Some differences from other sites are still expected. Public calculators may use a city-center coordinate rather than the exact observing site, different elevation, different refraction assumptions, different rounding, or a different convention for lunar illumination. Moon rise and set are especially sensitive because the Moon is close, fast moving, and affected by parallax and horizon assumptions. Near the horizon, real atmospheric refraction can move an apparent event by minutes. A tree line, hill, roof, or mountain ridge can move the practical observing time by much more than that.

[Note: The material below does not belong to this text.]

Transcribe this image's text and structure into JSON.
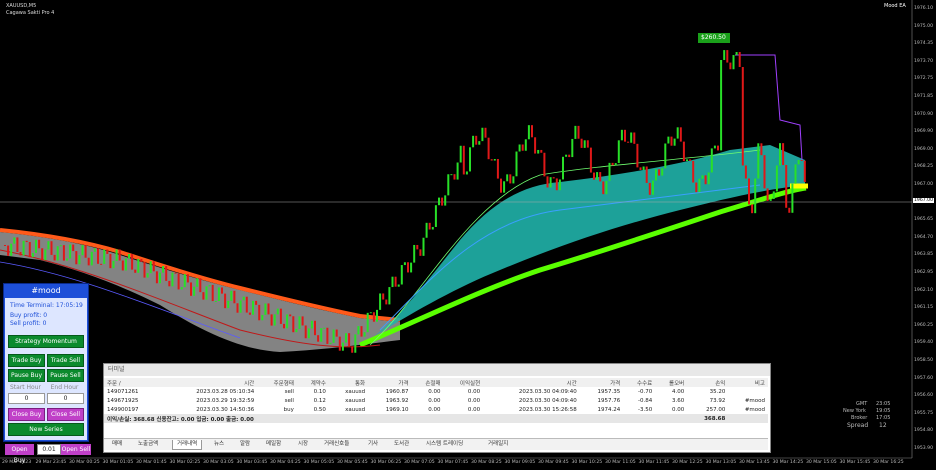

What the app does not calculate is also important. It does not know the local horizon profile. It does not predict measured sky brightness in magnitudes per square arcsecond. The correct way to read the output is therefore practical rather than absolute: the event times are mathematically grounded and checked against external references, the darkness totals are interval-derived, the chart shading is a visual guide, and the largest real-world errors will usually come from horizon, atmosphere, and sky conditions rather than from the ephemeris calculation itself.

Licenses and attribution

Darkness Calendar is built on freely available browser packages and public media assets. The astronomy calculations use Astronomy Engine under the MIT license, and the offline coordinate-to-time-zone lookup uses @photostructure/tz-lookup under CC0. The build and test tooling uses common open-source licenses such as MIT, Apache-2.0, BSD-3-Clause, ISC, and MPL-2.0.

The Moon texture used in the Moon phase display comes from NASA's Scientific Visualization Studio CGI Moon Kit, based on Lunar Reconnaissance Orbiter data products. NASA media guidelines generally allow informational web use of NASA imagery and texture maps, with NASA acknowledged as the source and without implying NASA endorsement.

The location picker world map is based on the Wikimedia Commons equirectangular blank world map, published under the Creative Commons CC0 public-domain dedication. The small validation reference values in the project are factual event-time checks captured from public astronomy references and are used only to verify the app's calculations, not as a reusable data set.